Notice the {{ variable_name }}
syntax. This is called Jinja2 templating. When you run a playbook, here's what should happen.
- If your playbook references the
windows
group- Ansible Vault will try to decrypt
~/.ansible/inventory/group_vars/windows/vault.yml
- You will be asked for a password to decrypt the file
- If successful, the
vault.yml
file will decrypt and populate the templates invars.yml
- Then, the playbook will reference the variables in
vars.yml
- Ansible Vault will try to decrypt
Automating with Ansible Vault
What happens if you want to script an Ansible Playbook? You'll need some unattended way to decrypt the vault files when your script runs your playbook.

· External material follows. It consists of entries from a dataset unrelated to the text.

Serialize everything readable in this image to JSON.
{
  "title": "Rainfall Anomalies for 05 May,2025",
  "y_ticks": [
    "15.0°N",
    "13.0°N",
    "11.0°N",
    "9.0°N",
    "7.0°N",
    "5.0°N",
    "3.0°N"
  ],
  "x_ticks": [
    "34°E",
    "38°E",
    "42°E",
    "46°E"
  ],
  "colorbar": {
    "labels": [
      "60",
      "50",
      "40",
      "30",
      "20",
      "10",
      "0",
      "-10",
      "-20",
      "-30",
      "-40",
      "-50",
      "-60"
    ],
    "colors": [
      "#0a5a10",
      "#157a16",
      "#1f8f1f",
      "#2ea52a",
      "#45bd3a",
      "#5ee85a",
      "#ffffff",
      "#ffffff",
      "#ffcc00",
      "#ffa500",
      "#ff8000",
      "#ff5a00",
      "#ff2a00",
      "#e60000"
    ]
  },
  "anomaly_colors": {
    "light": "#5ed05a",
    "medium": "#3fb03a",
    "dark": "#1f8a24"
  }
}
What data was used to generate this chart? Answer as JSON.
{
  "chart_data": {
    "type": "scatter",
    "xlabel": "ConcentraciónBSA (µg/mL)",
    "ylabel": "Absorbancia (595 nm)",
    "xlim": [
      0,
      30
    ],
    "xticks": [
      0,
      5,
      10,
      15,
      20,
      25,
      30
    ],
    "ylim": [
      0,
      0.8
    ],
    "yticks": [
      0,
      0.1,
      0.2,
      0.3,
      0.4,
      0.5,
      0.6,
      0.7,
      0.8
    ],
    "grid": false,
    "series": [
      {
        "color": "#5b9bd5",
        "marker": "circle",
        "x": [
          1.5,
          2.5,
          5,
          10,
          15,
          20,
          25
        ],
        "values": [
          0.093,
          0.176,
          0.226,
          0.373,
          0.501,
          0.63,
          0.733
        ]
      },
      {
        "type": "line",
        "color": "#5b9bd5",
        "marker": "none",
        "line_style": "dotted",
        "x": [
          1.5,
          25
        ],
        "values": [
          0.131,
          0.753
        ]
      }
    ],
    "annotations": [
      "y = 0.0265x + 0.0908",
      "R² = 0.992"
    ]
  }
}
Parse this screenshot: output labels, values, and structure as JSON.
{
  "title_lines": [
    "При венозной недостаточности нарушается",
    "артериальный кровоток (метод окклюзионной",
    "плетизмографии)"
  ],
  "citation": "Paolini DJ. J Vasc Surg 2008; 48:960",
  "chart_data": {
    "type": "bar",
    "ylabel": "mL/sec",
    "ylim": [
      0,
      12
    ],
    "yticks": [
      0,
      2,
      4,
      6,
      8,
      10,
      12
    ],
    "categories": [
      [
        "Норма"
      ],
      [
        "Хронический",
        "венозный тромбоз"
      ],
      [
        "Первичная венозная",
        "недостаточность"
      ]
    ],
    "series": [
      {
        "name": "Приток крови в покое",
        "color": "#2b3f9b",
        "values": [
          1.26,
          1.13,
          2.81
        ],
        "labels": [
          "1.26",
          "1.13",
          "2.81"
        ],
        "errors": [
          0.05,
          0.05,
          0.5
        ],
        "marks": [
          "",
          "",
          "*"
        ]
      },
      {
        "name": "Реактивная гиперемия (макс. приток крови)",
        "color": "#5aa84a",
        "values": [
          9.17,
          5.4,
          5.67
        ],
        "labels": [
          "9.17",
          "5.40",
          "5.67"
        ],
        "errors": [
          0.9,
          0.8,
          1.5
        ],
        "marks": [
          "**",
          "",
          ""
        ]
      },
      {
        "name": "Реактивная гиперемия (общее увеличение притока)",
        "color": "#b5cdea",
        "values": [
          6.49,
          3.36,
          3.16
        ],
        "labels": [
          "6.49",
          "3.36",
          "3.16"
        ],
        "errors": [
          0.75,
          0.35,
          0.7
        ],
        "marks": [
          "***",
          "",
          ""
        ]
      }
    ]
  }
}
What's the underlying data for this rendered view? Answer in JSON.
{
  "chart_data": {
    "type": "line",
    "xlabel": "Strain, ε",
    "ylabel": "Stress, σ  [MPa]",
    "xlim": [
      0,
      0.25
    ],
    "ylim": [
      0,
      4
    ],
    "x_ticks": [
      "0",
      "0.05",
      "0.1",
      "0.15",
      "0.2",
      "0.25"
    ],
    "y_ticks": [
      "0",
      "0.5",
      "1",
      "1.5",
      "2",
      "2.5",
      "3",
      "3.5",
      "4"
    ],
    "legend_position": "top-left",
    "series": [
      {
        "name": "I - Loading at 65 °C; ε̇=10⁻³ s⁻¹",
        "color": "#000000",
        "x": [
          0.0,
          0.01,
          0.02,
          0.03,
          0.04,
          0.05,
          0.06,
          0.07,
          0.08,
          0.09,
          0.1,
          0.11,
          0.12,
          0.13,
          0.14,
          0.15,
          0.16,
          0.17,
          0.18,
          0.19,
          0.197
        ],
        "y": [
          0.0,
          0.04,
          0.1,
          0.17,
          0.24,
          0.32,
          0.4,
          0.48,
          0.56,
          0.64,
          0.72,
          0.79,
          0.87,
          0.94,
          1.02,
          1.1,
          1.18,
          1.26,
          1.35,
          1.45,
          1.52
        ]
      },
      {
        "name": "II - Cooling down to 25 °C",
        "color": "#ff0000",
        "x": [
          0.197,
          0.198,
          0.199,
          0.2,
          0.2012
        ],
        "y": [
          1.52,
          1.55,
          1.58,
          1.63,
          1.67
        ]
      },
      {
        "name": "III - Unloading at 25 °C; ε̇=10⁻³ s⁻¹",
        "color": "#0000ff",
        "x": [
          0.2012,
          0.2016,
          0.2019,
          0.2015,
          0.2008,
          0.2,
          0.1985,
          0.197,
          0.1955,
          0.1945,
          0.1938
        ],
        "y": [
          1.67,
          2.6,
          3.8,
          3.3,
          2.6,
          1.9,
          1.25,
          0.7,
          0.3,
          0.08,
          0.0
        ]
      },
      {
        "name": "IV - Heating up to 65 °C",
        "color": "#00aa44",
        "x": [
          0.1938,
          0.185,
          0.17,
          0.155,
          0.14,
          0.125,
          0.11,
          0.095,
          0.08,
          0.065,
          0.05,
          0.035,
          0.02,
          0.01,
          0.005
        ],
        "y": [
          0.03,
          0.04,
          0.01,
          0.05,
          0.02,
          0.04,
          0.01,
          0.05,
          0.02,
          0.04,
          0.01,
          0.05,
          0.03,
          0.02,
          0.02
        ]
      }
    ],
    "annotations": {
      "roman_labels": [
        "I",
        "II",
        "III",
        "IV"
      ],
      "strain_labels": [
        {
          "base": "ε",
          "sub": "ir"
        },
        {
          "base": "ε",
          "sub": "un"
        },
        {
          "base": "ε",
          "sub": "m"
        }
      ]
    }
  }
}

Ansilbe Vault Password File
IMPORTANT: If you decide to use the Ansible Vault password file, you'll want to make sure you adhere to security best practices, keep your system patched, and monitor for abuse. If an attacker is able to compromise your Ansible server and become root, they could read this file and unlock your encrypted files. (You don't have to use a password file. You'll just have to enter your password every time you run a playbook.)
- Create an empty file as the user who will run the playbooks
- Enter a strong password in it (save the vault pass in a password manager)
- Save the file
-
chmod 600
the file to protect it - Configure your Ansible server to read the file to encrypt/decrypt Vault files
-
Option 1: Environment Variable
- Put this line in the user's
.bashrc
file -
export ANSIBLE_VAULT_PASSWORD_FILE=/path/to/pass_file.txt
- Put this line in the user's
-
Option 2: Ansible Config file
- Edit the user's
.ansible.cfg
- Add this line under
[defaults]
section -
vault_password_file = /path/to/pass_file.txt
- Edit the user's
-
Option 1: Environment Variable
Now, any time you run ansible-vault encrypt
or ansible-vault view
, the password file will be used as your default vault password.